Use the same door and/or area while training.   Carry the puppy near the door

you have selected repeating your command a few times in a playful excited tone.

Pick something and don't change it   "Outside"   "Potty Time"   "Let's Go Outside"

As your puppy learns this command stretch out the distance from the door where

you set the puppy down.  You may even start out carrying the puppy all the way

outside to the potty area.

 

Praise and reward with success immediately after they potty but continue to stay

outside with your puppy for several minutes after they potty.  They might not be finished

or they may learn to associate going potty with having to go back inside.

This association can lead them to hold it while they are outside until they want to

go back inside.  Always take your puppy outside after waking up from a nap and after

play sessions.

 

Watch for sniffing at the floor.  In most cases this leads to potty activities.

Use your command you selected and proceed to the door and/or area for going potty.

 

If you do not catch them before they have a accident or during the accident reprimanding

will have no effect.  In fact punishing after the accident occurred could actually cause

them to just be more sneaky about it.

 

Getting through the First Few Nights:

 

Try using a small crate or carrier on a chair next to the bed where the puppy can see

you.  Make sure the crate or carrier is stable and with puppy movements it won't tip or

fall.  Place the puppies bed, blanket, stuffed toy and or chew toy with the puppy at night.

 If the puppy begins to cry or bark tell your puppy  "NO" and stick your finger through the

crate or carrier at the bottom but don't play with the puppy.  Try not to move your fingers

or the  puppy may think its play time.  In most cases the puppy will sniff maybe lick or

nibble at your finger then will settle down and lay against your finger.  Once the puppy

settles and goes back to sleep slowly remove your finger.  This reassures the puppy

they are safe and not alone and builds confidence in your puppy.

 

 

Do's and Don'ts:

 

Never chase or lunge at your puppy trying to catch it.   This can lead to a fearful

dog that will run from you when you call it by name.  Always try to coax or call the puppy

over to you then pet and reward the puppy when they come to you.

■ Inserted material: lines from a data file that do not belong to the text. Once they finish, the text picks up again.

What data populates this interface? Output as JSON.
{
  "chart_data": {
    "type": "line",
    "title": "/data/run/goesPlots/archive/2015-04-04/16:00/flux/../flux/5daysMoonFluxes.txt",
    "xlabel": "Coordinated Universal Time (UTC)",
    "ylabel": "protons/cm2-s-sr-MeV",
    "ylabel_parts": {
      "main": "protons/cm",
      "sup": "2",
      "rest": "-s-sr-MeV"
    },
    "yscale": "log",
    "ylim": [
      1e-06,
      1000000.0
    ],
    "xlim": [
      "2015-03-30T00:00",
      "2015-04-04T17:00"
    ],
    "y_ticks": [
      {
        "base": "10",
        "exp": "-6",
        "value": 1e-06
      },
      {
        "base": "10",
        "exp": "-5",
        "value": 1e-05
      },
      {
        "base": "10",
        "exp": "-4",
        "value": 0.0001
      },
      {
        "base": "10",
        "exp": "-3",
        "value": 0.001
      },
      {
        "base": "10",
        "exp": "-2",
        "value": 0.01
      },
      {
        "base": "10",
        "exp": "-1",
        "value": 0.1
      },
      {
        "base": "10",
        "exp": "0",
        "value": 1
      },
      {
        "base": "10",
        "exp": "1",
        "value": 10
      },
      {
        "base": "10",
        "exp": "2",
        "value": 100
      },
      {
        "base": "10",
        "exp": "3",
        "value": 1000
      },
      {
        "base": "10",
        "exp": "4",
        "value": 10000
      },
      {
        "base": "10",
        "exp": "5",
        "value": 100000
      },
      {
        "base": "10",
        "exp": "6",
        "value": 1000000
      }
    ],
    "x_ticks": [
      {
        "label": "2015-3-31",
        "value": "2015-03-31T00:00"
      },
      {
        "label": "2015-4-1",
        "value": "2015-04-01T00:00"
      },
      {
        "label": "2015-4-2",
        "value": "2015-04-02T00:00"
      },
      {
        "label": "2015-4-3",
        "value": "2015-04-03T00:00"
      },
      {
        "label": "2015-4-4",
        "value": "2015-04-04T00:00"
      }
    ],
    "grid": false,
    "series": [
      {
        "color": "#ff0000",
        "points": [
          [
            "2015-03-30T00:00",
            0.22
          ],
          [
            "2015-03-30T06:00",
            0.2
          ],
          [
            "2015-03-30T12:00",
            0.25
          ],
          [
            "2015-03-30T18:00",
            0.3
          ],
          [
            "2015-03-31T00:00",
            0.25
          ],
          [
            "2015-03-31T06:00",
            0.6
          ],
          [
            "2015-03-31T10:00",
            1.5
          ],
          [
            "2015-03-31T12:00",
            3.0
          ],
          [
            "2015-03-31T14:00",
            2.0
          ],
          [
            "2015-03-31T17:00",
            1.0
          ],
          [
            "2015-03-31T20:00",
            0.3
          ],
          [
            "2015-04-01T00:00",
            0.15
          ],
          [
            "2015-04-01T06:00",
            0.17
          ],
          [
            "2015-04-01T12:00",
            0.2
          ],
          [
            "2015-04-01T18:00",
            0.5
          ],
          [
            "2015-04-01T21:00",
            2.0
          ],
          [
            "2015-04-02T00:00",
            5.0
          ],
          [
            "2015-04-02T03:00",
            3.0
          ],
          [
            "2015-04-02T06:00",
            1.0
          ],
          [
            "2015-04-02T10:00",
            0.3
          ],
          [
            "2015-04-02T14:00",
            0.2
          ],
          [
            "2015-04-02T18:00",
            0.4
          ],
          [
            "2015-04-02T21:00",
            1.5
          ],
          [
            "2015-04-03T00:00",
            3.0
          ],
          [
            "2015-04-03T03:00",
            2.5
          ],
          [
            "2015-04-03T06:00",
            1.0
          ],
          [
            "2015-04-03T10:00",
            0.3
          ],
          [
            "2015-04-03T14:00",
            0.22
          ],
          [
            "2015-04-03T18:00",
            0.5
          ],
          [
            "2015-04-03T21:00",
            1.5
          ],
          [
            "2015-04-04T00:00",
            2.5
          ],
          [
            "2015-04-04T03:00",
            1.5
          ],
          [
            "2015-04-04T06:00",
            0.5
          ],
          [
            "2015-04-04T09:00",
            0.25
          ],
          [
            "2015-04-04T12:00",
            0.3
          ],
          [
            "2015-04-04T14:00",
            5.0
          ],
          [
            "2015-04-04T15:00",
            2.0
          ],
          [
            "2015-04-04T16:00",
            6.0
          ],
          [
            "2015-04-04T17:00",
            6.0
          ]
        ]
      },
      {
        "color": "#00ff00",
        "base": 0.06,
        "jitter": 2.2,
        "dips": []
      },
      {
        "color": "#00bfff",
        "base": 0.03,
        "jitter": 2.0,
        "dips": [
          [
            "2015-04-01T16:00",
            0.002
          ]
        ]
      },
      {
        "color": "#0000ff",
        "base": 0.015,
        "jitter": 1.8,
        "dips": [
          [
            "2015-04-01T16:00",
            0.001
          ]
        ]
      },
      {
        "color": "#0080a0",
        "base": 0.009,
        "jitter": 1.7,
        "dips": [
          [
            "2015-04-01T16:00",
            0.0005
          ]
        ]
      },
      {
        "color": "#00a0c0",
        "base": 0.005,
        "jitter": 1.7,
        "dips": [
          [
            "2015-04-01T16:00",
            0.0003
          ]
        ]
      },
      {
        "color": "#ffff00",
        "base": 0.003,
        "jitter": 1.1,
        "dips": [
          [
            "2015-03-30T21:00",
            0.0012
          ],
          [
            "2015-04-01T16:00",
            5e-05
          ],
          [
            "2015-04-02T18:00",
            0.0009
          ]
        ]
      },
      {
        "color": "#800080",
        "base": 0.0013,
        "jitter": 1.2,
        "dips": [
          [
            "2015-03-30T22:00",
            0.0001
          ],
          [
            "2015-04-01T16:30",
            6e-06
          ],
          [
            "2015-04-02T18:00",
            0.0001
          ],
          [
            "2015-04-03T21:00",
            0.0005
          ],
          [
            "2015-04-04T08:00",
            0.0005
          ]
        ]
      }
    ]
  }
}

If you need to retrieve

the puppy try to move slowly towards them always pet and reward when you get your puppy. 

No matter how frustrated or angry you are at the puppy for not coming to you scolding or

punishing the puppy may teach your puppy that coming to you when called is not

rewarding and cause your puppy to avoid contact with you. 

In other words it teaches your puppy to "RUN and HIDE" when it hears its name.

 

 

Always stick with easy simple commands:  Short and simple commands

work best.  Try not to overwhelm your puppy with to many commands to learn at the

same time.  Teach one trick at a time.

When teaching verbal commands try to associate the verbal command with a

hand signal or visual command at the same time.   You never know as your puppy

grows and enters his/her senior years whether they will loose their sight or hearing. 

By teaching both verbal and visual commands you prepare yourself and your dog

if they ever become hearing or sight impaired.